JoyH over 1 year ago

How does the mulching of 680 trees, many of which are 50 plus years old, on the proposed site align with the City's Climate Action plan? When you take the loss of these trees along with the 4 acres of Red Pine at Hunt Club that the city plans to turn into a parking lot and the loss of the woods at the new Embassy Row, the combined loss is unfathomable. We need strong action to save what little greenery Ottawa has left after suffering huge canopy loss as a result of Ash Borer. As the temperatures globally go up, our natural environment is even more needed to combat heat waves, flooding and overall biodiversity loss. It's time for strong leadership!

dmp123 over 1 year ago

It should take almost no effort to get from the LRT to the hospital. They must be quick and integrated. The current plan, which leaves hundreds of meters between them in order to favour a massive parking garage, is not sufficient. I also see no plans for close-by mass bike parking. There should be at least 3/4 as many bike spots as car spots in the final plan.

Ethan over 1 year ago

The project should be planned with the upcoming (and not past) decades in mind.
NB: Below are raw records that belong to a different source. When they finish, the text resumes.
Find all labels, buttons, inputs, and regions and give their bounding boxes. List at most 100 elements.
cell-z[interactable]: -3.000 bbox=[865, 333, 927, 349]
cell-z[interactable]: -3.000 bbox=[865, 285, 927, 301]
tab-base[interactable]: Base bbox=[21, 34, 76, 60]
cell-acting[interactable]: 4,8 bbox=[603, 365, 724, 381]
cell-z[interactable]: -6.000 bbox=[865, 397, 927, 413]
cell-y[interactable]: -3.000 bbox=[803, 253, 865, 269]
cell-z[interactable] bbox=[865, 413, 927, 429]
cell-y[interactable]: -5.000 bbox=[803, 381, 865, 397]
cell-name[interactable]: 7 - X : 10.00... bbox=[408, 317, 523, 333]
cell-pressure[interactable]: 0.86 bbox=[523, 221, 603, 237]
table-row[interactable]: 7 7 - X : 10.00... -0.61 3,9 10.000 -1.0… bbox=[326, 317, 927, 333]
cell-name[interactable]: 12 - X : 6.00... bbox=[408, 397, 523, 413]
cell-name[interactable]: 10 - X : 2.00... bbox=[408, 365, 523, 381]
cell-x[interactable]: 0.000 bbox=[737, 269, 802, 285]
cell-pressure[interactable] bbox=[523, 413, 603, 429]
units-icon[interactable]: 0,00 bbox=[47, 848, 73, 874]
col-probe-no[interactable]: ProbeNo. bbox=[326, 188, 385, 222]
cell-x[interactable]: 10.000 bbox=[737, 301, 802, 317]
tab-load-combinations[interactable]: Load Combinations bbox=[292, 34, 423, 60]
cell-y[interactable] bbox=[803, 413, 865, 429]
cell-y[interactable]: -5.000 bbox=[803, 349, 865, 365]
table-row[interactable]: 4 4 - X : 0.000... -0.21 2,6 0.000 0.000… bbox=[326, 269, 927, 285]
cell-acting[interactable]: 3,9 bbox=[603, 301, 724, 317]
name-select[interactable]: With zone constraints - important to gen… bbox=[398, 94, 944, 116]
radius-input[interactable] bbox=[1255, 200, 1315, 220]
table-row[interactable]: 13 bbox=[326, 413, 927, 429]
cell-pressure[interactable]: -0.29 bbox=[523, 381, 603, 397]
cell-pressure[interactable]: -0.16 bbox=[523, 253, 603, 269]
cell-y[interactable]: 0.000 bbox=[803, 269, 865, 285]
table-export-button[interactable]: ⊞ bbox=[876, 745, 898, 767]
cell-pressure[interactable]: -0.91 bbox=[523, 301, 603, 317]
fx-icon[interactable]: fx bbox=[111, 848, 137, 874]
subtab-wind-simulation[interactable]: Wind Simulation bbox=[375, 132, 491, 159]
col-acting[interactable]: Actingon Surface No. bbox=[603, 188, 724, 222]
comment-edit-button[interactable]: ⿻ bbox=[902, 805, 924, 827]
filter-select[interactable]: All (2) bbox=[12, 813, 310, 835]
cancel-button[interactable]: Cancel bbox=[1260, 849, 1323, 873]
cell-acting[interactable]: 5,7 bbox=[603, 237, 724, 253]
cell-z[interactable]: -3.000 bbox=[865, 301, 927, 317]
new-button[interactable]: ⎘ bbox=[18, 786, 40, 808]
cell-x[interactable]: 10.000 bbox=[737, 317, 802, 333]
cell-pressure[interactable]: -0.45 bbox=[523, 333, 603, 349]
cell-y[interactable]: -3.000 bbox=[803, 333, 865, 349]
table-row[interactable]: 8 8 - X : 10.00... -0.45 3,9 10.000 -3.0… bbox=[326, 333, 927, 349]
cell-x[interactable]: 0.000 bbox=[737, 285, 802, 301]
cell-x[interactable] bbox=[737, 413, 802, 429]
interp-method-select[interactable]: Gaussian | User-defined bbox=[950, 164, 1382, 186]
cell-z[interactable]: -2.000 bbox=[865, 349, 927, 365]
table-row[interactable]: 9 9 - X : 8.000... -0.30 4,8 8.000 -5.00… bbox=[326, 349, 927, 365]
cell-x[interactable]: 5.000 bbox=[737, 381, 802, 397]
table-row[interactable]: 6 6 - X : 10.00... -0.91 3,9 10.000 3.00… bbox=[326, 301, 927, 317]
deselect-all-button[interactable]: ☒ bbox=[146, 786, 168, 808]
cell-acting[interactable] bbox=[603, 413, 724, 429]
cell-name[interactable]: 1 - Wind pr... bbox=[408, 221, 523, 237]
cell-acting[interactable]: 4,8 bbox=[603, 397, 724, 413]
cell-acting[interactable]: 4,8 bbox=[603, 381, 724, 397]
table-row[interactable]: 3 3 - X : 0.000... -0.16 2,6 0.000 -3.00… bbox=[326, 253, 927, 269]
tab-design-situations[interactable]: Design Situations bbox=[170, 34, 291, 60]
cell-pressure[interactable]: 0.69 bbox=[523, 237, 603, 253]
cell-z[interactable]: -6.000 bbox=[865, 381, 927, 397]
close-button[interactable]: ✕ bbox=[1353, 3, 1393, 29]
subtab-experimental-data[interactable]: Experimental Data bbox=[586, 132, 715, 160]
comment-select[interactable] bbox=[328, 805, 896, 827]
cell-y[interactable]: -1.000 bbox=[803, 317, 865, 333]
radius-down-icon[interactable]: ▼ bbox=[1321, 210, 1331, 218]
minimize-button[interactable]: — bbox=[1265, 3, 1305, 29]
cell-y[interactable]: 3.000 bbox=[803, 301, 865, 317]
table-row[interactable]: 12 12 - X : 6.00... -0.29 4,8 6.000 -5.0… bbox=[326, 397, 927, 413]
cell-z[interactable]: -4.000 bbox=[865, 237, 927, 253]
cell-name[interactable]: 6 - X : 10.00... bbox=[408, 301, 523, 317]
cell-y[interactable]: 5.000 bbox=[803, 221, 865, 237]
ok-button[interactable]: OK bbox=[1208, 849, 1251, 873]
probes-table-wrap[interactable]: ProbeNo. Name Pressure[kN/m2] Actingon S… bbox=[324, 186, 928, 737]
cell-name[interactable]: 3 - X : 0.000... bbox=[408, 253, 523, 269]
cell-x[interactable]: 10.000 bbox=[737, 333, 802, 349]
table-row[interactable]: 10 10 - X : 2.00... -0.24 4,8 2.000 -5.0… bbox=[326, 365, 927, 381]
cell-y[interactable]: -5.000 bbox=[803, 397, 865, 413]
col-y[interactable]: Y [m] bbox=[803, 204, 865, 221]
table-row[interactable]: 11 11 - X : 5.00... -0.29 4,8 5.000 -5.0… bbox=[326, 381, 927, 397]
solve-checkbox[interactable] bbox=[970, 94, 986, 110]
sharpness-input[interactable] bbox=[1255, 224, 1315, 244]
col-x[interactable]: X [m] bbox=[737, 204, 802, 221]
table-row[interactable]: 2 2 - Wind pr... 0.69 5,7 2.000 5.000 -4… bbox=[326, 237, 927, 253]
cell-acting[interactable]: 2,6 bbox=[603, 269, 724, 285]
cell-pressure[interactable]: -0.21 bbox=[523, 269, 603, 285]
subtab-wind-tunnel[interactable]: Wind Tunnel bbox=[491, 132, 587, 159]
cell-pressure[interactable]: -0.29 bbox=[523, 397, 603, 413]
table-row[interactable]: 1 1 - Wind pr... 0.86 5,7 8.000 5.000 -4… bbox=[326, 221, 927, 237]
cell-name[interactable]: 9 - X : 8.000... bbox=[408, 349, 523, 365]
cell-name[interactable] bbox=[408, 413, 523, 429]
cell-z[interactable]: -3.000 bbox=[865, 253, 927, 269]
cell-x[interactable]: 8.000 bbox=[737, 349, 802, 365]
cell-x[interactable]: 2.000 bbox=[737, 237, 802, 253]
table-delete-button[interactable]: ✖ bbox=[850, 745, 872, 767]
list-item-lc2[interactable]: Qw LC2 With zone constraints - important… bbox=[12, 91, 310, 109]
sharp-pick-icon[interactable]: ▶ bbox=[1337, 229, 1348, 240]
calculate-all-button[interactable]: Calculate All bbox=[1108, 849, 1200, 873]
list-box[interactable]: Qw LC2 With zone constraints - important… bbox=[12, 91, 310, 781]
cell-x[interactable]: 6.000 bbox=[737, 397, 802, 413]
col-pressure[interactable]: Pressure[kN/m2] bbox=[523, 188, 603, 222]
Many visitors will choose to visit the hospital by car, and infrastructure should be build to accommodate this. However, the current implementation embraces path-dependency by very strongly de-prioritizing other modes of access to the site (particularly public transportation), which is extremely puzzling given the central location, and existing opportunity for connectivity with public and active transportation networks.

ahalpin over 1 year ago

Monstrous car-centric vanity project with poor pedestrian and cycling access. The new hospital project is a constant disappointment and they haven’t even cut down a lifetime of heritage trees yet.